Patients can withdraw consent during a procedure – but if stopping the procedure at that point would genuinely put the life of the patient at risk, the practitioner may be entitled to continue until this risk no longer applies.
Elderly patients
As patients get older, there is a temptation to believe that they have decreased capacity to take decisions about their treatment. However, GPs should always work on the assumption that capacity to give consent for treatment exists, unless it is proven otherwise.
The Department of Health’s guidance on Seeking Consent: Working with Older People points out that: “It should never be assumed that people are not able to make their own decisions, simply because of their age or frailty.”
End of life decisions
Before people lose the capacity to consent to treatment, particularly as a result of a progressive condition, they may make an advance decision or directive (or living will). If the statement was made by a competent adult, and there is no reason to believe that they have changed their mind, it should be respected.

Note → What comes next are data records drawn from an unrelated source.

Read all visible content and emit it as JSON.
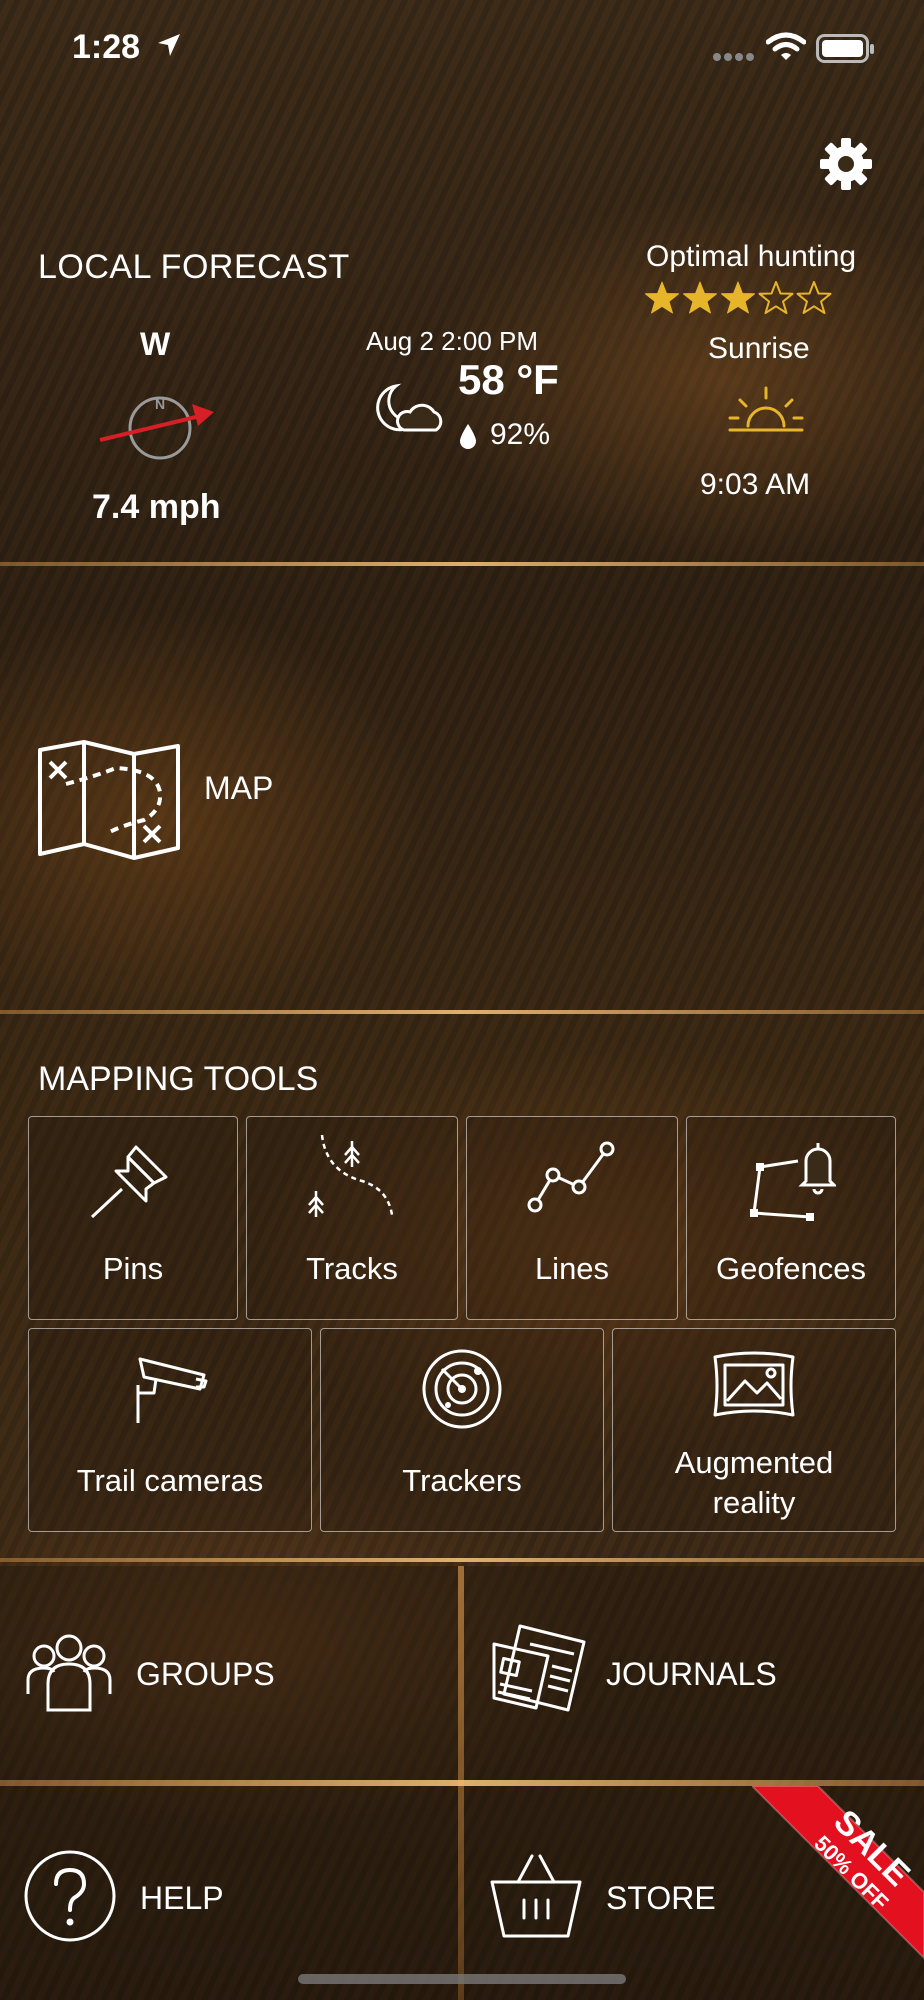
{
  "status": {
    "time": "1:28"
  },
  "forecast": {
    "title": "LOCAL FORECAST",
    "wind_direction": "W",
    "compass_mark": "N",
    "wind_speed": "7.4 mph",
    "datetime": "Aug 2 2:00 PM",
    "temperature": "58 °F",
    "humidity": "92%",
    "hunting_label": "Optimal hunting",
    "hunting_rating": 3,
    "hunting_rating_max": 5,
    "sun_event_label": "Sunrise",
    "sun_event_time": "9:03 AM",
    "star_color": "#e7b529"
  },
  "map": {
    "label": "MAP"
  },
  "mapping_tools": {
    "title": "MAPPING TOOLS",
    "tools": [
      "Pins",
      "Tracks",
      "Lines",
      "Geofences",
      "Trail cameras",
      "Trackers",
      "Augmented",
      "reality"
    ]
  },
  "panels": {
    "groups": "GROUPS",
    "journals": "JOURNALS",
    "help": "HELP",
    "store": "STORE"
  },
  "sale": {
    "line1": "SALE",
    "line2": "50% OFF",
    "color": "#e3101f"
  }
}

Where there is doubt, the courts will decide whether an advance decision exists and whether it is valid
The MCA provides some protection for doctors dealing with advance decisions. In particular, it provides a safeguard for doctors acting on advance decisions.
Doctors will not be held liable if they:
- Are in doubt over whether there is an advance decision and therefore provide treatment
- Believe a valid and applicable advance decision exists and withhold or withdraw treatment.

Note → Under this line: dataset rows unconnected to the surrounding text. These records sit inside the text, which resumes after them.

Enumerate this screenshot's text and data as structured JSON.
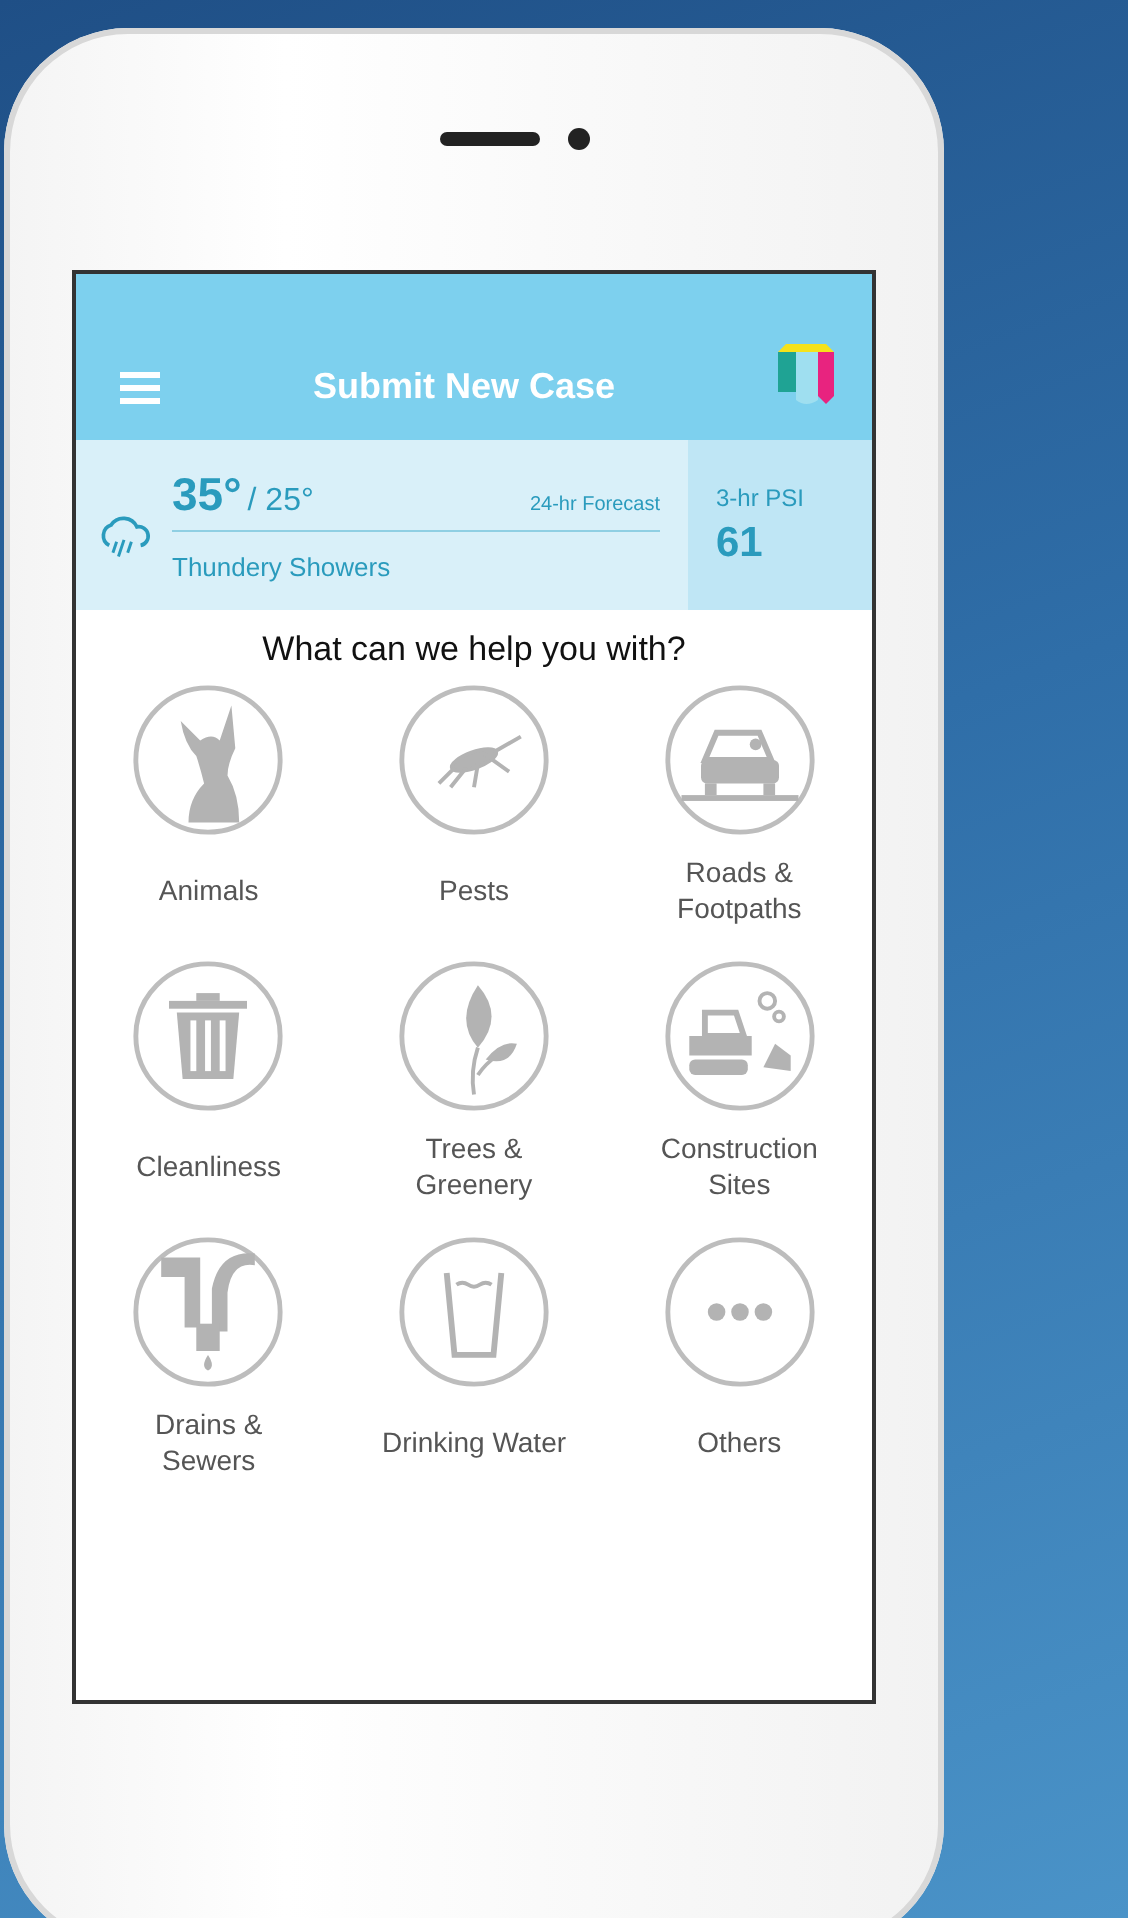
{
  "header": {
    "title": "Submit New Case"
  },
  "weather": {
    "high": "35°",
    "low": "/ 25°",
    "forecast_label": "24-hr Forecast",
    "condition": "Thundery Showers",
    "psi_label": "3-hr PSI",
    "psi_value": "61"
  },
  "prompt": "What can we help you with?",
  "categories": [
    {
      "label": "Animals",
      "kind": "animal"
    },
    {
      "label": "Pests",
      "kind": "mosquito"
    },
    {
      "label": "Roads & Footpaths",
      "kind": "car"
    },
    {
      "label": "Cleanliness",
      "kind": "bin"
    },
    {
      "label": "Trees & Greenery",
      "kind": "leaf"
    },
    {
      "label": "Construction Sites",
      "kind": "excavator"
    },
    {
      "label": "Drains & Sewers",
      "kind": "pipe"
    },
    {
      "label": "Drinking Water",
      "kind": "glass"
    },
    {
      "label": "Others",
      "kind": "dots"
    }
  ]
}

Where there is doubt, the courts will decide whether an advance decision exists and whether it is valid and applicable to treatment. Until the court decides, nothing should prevent the provision of life-sustaining treatment or anything believed to be necessary to prevent a serious deterioration in the patient’s condition.
Advance decisions (or directives) are governed by common law rather than by legislation in Scotland and Northern Ireland.